Long-lived photo excitations in light emitting conjugated polymers

Abstract

In this work findings related to delayed luminescence after optical excitation in a range of solid-state conjugated polymers are described and analysed. Special interest was focused on conjugated light emitting polymers applicable for polymer light emitting diodes such as poly(9,9-bis(2-ethylhexyl)fluorene- 2,7-diyl) (PF2/6), since it appears to be that the major excitations created are non emitting long-lived triplets. Indeed delayed luminescence could be detected in all investigated polymers consisting of two spectral contributions. The high-energy portion identical to the prompt fluorescence is assigned to be delayed fluorescence (DP). The second contribution - vibronically similar but red-shifted to the prompt fluorescence - results from the decay of the first excited triplet state to the singlet ground state and thus is termed phosphorescence (Ph). Experimental results of kinetics, temperature and intensity dependencies for PF2/6 of both, DP and Ph, can be understood qualitatively in terms of a picture based on mobile triplets created via inter system crossing that perform triplet-triplet annihilation (TTA) at early times and become trapped for long times after excitation.
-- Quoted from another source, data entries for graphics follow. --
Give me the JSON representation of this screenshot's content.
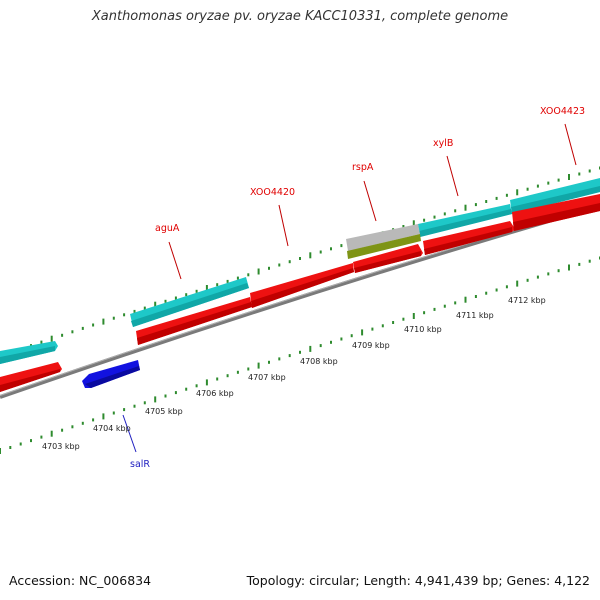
{
  "title": "Xanthomonas oryzae pv. oryzae KACC10331, complete genome",
  "footer": {
    "accession": "Accession: NC_006834",
    "summary": "Topology: circular; Length: 4,941,439 bp; Genes: 4,122"
  },
  "colors": {
    "forward_cds": "#1ec8c8",
    "reverse_cds": "#ee1111",
    "salR": "#1212e0",
    "rspA_top": "#b9b9b9",
    "rspA_bottom": "#7e9415",
    "backbone": "#808080",
    "tick": "#2e8b2e",
    "forward_label": "#e00000",
    "reverse_label": "#2020c0"
  },
  "scale_labels": [
    "4703 kbp",
    "4704 kbp",
    "4705 kbp",
    "4706 kbp",
    "4707 kbp",
    "4708 kbp",
    "4709 kbp",
    "4710 kbp",
    "4711 kbp",
    "4712 kbp"
  ],
  "gene_labels": {
    "aguA": "aguA",
    "XOO4420": "XOO4420",
    "rspA": "rspA",
    "xylB": "xylB",
    "XOO4423": "XOO4423",
    "salR": "salR"
  },
  "icons": [
    "forward-arrow",
    "reverse-arrow"
  ]
}
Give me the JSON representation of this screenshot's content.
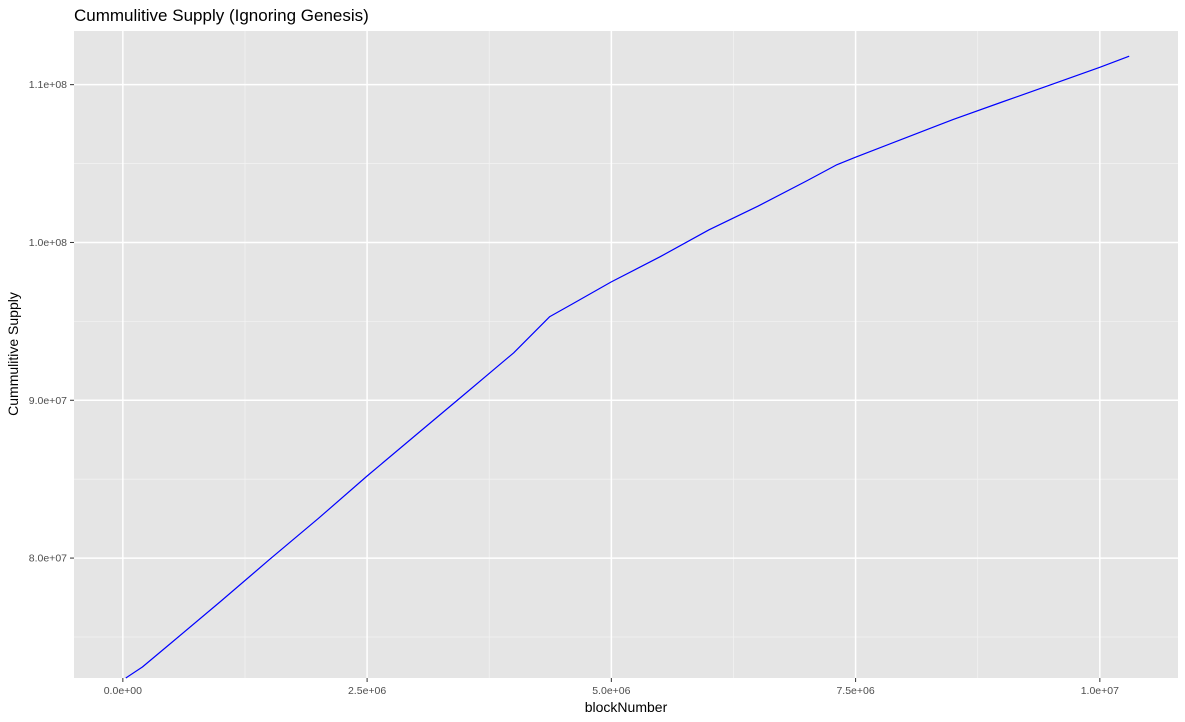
{
  "colors": {
    "panel_background": "#e5e5e5",
    "grid_major": "#ffffff",
    "grid_minor": "#f2f2f2",
    "line": "#0000ff",
    "tick_mark": "#333333",
    "tick_text": "#4d4d4d"
  },
  "chart_data": {
    "type": "line",
    "title": "Cummulitive Supply (Ignoring Genesis)",
    "xlabel": "blockNumber",
    "ylabel": "Cummulitive Supply",
    "xlim": [
      -500000,
      10800000
    ],
    "ylim": [
      72400000,
      113400000
    ],
    "grid": true,
    "legend": "none",
    "x_ticks": [
      {
        "value": 0,
        "label": "0.0e+00"
      },
      {
        "value": 2500000,
        "label": "2.5e+06"
      },
      {
        "value": 5000000,
        "label": "5.0e+06"
      },
      {
        "value": 7500000,
        "label": "7.5e+06"
      },
      {
        "value": 10000000,
        "label": "1.0e+07"
      }
    ],
    "y_ticks": [
      {
        "value": 80000000,
        "label": "8.0e+07"
      },
      {
        "value": 90000000,
        "label": "9.0e+07"
      },
      {
        "value": 100000000,
        "label": "1.0e+08"
      },
      {
        "value": 110000000,
        "label": "1.1e+08"
      }
    ],
    "x_minor": [
      1250000,
      3750000,
      6250000,
      8750000
    ],
    "y_minor": [
      75000000,
      85000000,
      95000000,
      105000000
    ],
    "series": [
      {
        "color": "#0000ff",
        "x": [
          30000,
          200000,
          500000,
          1000000,
          1500000,
          2000000,
          2500000,
          3000000,
          3500000,
          4000000,
          4370000,
          4600000,
          5000000,
          5500000,
          6000000,
          6500000,
          7000000,
          7300000,
          7500000,
          8000000,
          8500000,
          9000000,
          9500000,
          10000000,
          10300000
        ],
        "y": [
          72400000,
          73100000,
          74650000,
          77250000,
          79900000,
          82500000,
          85200000,
          87800000,
          90400000,
          93000000,
          95300000,
          96100000,
          97500000,
          99100000,
          100800000,
          102300000,
          103900000,
          104900000,
          105400000,
          106600000,
          107800000,
          108900000,
          110000000,
          111100000,
          111800000
        ]
      }
    ]
  }
}
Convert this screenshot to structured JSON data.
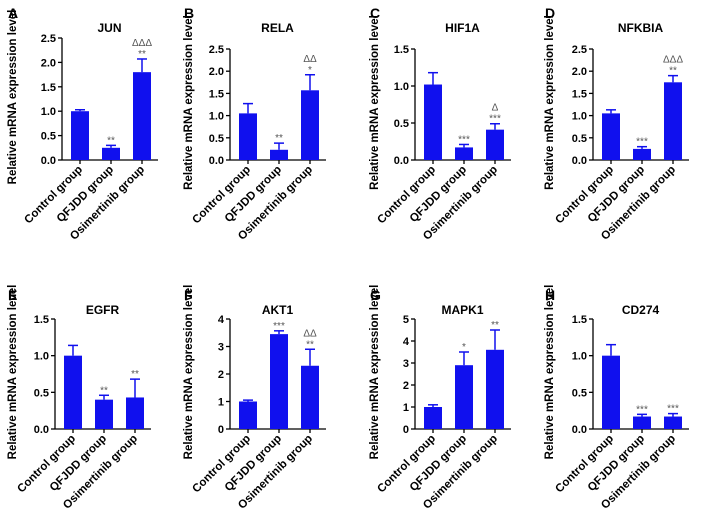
{
  "chart_data": [
    {
      "panel": "A",
      "title": "JUN",
      "type": "bar",
      "ylabel": "Relative mRNA expression level",
      "categories": [
        "Control group",
        "QFJDD group",
        "Osimertinib group"
      ],
      "values": [
        1.0,
        0.25,
        1.8
      ],
      "errors": [
        0.03,
        0.05,
        0.27
      ],
      "significance": [
        [],
        [
          "**"
        ],
        [
          "**",
          "ΔΔΔ"
        ]
      ],
      "ylim": [
        0,
        2.5
      ],
      "yticks": [
        "0.0",
        "0.5",
        "1.0",
        "1.5",
        "2.0",
        "2.5"
      ]
    },
    {
      "panel": "B",
      "title": "RELA",
      "type": "bar",
      "ylabel": "Relative mRNA expression level",
      "categories": [
        "Control group",
        "QFJDD group",
        "Osimertinib group"
      ],
      "values": [
        1.05,
        0.23,
        1.57
      ],
      "errors": [
        0.22,
        0.15,
        0.35
      ],
      "significance": [
        [],
        [
          "**"
        ],
        [
          "*",
          "ΔΔ"
        ]
      ],
      "ylim": [
        0,
        2.5
      ],
      "yticks": [
        "0.0",
        "0.5",
        "1.0",
        "1.5",
        "2.0",
        "2.5"
      ]
    },
    {
      "panel": "C",
      "title": "HIF1A",
      "type": "bar",
      "ylabel": "Relative mRNA expression level",
      "categories": [
        "Control group",
        "QFJDD group",
        "Osimertinib group"
      ],
      "values": [
        1.02,
        0.17,
        0.41
      ],
      "errors": [
        0.16,
        0.04,
        0.08
      ],
      "significance": [
        [],
        [
          "***"
        ],
        [
          "***",
          "Δ"
        ]
      ],
      "ylim": [
        0,
        1.5
      ],
      "yticks": [
        "0.0",
        "0.5",
        "1.0",
        "1.5"
      ]
    },
    {
      "panel": "D",
      "title": "NFKBIA",
      "type": "bar",
      "ylabel": "Relative mRNA expression level",
      "categories": [
        "Control group",
        "QFJDD group",
        "Osimertinib group"
      ],
      "values": [
        1.05,
        0.25,
        1.75
      ],
      "errors": [
        0.08,
        0.05,
        0.15
      ],
      "significance": [
        [],
        [
          "***"
        ],
        [
          "**",
          "ΔΔΔ"
        ]
      ],
      "ylim": [
        0,
        2.5
      ],
      "yticks": [
        "0.0",
        "0.5",
        "1.0",
        "1.5",
        "2.0",
        "2.5"
      ]
    },
    {
      "panel": "E",
      "title": "EGFR",
      "type": "bar",
      "ylabel": "Relative mRNA expression level",
      "categories": [
        "Control group",
        "QFJDD group",
        "Osimertinib group"
      ],
      "values": [
        1.0,
        0.4,
        0.43
      ],
      "errors": [
        0.14,
        0.06,
        0.25
      ],
      "significance": [
        [],
        [
          "**"
        ],
        [
          "**"
        ]
      ],
      "ylim": [
        0,
        1.5
      ],
      "yticks": [
        "0.0",
        "0.5",
        "1.0",
        "1.5"
      ]
    },
    {
      "panel": "F",
      "title": "AKT1",
      "type": "bar",
      "ylabel": "Relative mRNA expression level",
      "categories": [
        "Control group",
        "QFJDD group",
        "Osimertinib group"
      ],
      "values": [
        1.0,
        3.45,
        2.3
      ],
      "errors": [
        0.05,
        0.12,
        0.6
      ],
      "significance": [
        [],
        [
          "***"
        ],
        [
          "**",
          "ΔΔ"
        ]
      ],
      "ylim": [
        0,
        4
      ],
      "yticks": [
        "0",
        "1",
        "2",
        "3",
        "4"
      ]
    },
    {
      "panel": "G",
      "title": "MAPK1",
      "type": "bar",
      "ylabel": "Relative mRNA expression level",
      "categories": [
        "Control group",
        "QFJDD group",
        "Osimertinib group"
      ],
      "values": [
        1.0,
        2.9,
        3.6
      ],
      "errors": [
        0.1,
        0.6,
        0.9
      ],
      "significance": [
        [],
        [
          "*"
        ],
        [
          "**"
        ]
      ],
      "ylim": [
        0,
        5
      ],
      "yticks": [
        "0",
        "1",
        "2",
        "3",
        "4",
        "5"
      ]
    },
    {
      "panel": "H",
      "title": "CD274",
      "type": "bar",
      "ylabel": "Relative mRNA expression level",
      "categories": [
        "Control group",
        "QFJDD group",
        "Osimertinib group"
      ],
      "values": [
        1.0,
        0.17,
        0.17
      ],
      "errors": [
        0.15,
        0.03,
        0.04
      ],
      "significance": [
        [],
        [
          "***"
        ],
        [
          "***"
        ]
      ],
      "ylim": [
        0,
        1.5
      ],
      "yticks": [
        "0.0",
        "0.5",
        "1.0",
        "1.5"
      ]
    }
  ],
  "colors": {
    "bar": "#1010ee",
    "axis": "#000000",
    "sig": "#555555"
  }
}
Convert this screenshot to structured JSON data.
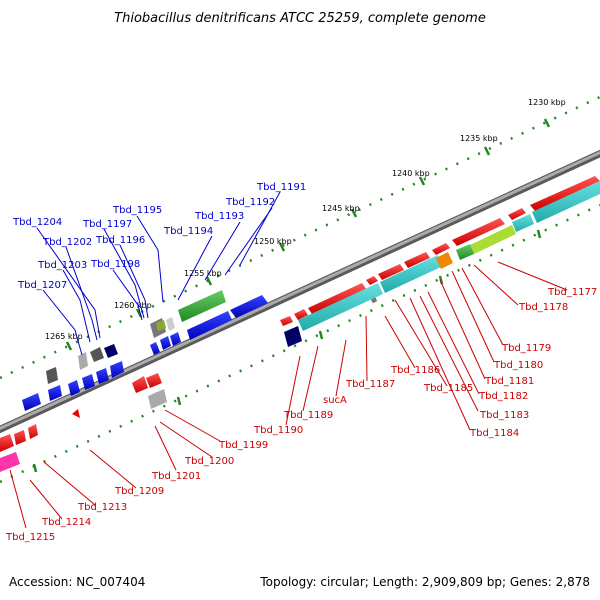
{
  "title": "Thiobacillus denitrificans ATCC 25259, complete genome",
  "footer": {
    "accession": "Accession: NC_007404",
    "summary": "Topology: circular; Length: 2,909,809 bp; Genes: 2,878"
  },
  "scale_labels": [
    "1230 kbp",
    "1235 kbp",
    "1240 kbp",
    "1245 kbp",
    "1250 kbp",
    "1255 kbp",
    "1260 kbp",
    "1265 kbp"
  ],
  "blue_labels": [
    "Tbd_1191",
    "Tbd_1192",
    "Tbd_1193",
    "Tbd_1194",
    "Tbd_1195",
    "Tbd_1196",
    "Tbd_1197",
    "Tbd_1198",
    "Tbd_1202",
    "Tbd_1203",
    "Tbd_1204",
    "Tbd_1207"
  ],
  "red_labels": [
    "Tbd_1177",
    "Tbd_1178",
    "Tbd_1179",
    "Tbd_1180",
    "Tbd_1181",
    "Tbd_1182",
    "Tbd_1183",
    "Tbd_1184",
    "Tbd_1185",
    "Tbd_1186",
    "Tbd_1187",
    "sucA",
    "Tbd_1189",
    "Tbd_1190",
    "Tbd_1199",
    "Tbd_1200",
    "Tbd_1201",
    "Tbd_1209",
    "Tbd_1213",
    "Tbd_1214",
    "Tbd_1215"
  ],
  "colors": {
    "backbone": "#8a8a8a",
    "forward_gene": "#ff0000",
    "reverse_gene": "#0000ee",
    "cyan_gene": "#33cccc",
    "green_gene": "#33aa33",
    "tick": "#228822",
    "blue_label": "#0000cc",
    "red_label": "#cc0000"
  }
}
In the last chapter an alternative to the TTA picture based on geminate pairs, again formed after optical excitation, is theoretically developed. Two parameters are of importance: the recombination frequency and the initial geminate pair distribution. Then indeed the entire complexity of experimental results, especially the observed power law dependence in the DP kinetics, becomes understandable, even if the final proof for the theory is lacking due to qualitatively poor experimental data. An important conclusion following the geminate pair picture is that the majority of triplets created via inter-system-crossing decay fast and non- emissive rather than forming geminate pairs and hence the real on-chain phosphorescence, as observed in frozen solution, still eludes detection in solid-state conjugated polymer films.